There is no question of striking out any portion of the pleading under this rule. The application filed by the first respondent in O.A. No. 36/97 is on the footing that the averments in the election petition did not contain the material facts giving rise to a triable issue or disclosing a cause of action. Laying stress upon the provisions of Order VII, Rule 11 (a), learned senior counsel for the first respondent took us through the entire election petition and submitted that the averments therein do not disclose a cause of action. On a reading of the petition, we do not find it possible to agree with him. The election petition as such does disclose a cause of action which if unrebutted could void the election and the provisions of O.VII R.11(a) C.P.C.
can not therefore be invoked in this case. There is no merit in the contention that some of the allegations are bereft of material facts and as such do not disclose a cause of action. It is elementary that under O.VII R.11 (a) C.P.C., the Court can not dissect the pleading into several parts and consider whether each one of them discloses a cause of action. Under the rule, there can not be a partial rejection of the plaint or petition. See Roop Lal Sathi Versus Nachhattar Singh Gill (1982) 3 S.C.C. 487. We are satisfied that the election petition in this case could not have been rejected in limine without a trial. 11.
Designedly, we are refraining from adverting to the arguments pertaining to each allegation of corrupt practice, lest any observation by us might affect the views of the trial judge. Suffice it to point out that this court has repeatedly clarified the difference between "material facts" and "full particulars" and the different consequences of failure to set out either of them. In L.R. Shivaramagowda, cited by counsel on both sides, the case law has been traced and the propositions are reiterated. 12. The following rulings relied on by learned senior counsel for the first respondent have no application here as they were all rendered in election petitions disposed after trial. (a) Yashwantrao Pathrikar (1996) 1 S.C.C. 394. (d) Ramakant Shri Hardyal (1986) 2 S.C.C. 121 making a distinction between statements assailing personal character and those assailing public or political character of a candidate is not relevant at this stage.

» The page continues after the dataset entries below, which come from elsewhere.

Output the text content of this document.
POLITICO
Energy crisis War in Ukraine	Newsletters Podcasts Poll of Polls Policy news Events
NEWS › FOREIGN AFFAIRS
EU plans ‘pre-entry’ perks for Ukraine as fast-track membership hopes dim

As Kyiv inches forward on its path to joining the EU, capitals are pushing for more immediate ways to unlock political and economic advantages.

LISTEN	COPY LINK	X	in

As pointed out by the Bench in that case, the question would depend on the facts of each case. Such facts can be determined only at the trial. The S.C.C. 315 relied on by learned senior counsel turned on the facts of the case and has no relevance in this case.
14. In the view, we have expressed, it is not necessary for us to refer in detail to the rulings relied upon by learned counsel for the appellant. 15. As regards O.A. 186/97, the approach of the learned judge is totally erroneous as he has not kept in mind the distinction between "material facts" and "full particulars". Nor has be correctly appreciated the decisions of this Court referred to by him.
We do not want to express any opinion at this stage on the additional documents produced by the appellant. The trial court may decide the application in the light of the relevant judgments of this Court, in particular, those laying down the difference between "material facts" and "full particulars". Hence the order in O.A. 186/97 is set aside and the application is remanded for fresh disposal in accordance with law. 16. In the result, we hold that the judgment of the High Court is unsustainable and it is hereby set aside. The appeal is allowed and E.P. 3/96 is restored to file. O.A.36/97 stands dismissed. We request the High Court to expeditiously dispose of the election petition on merits. There will no order as to costs.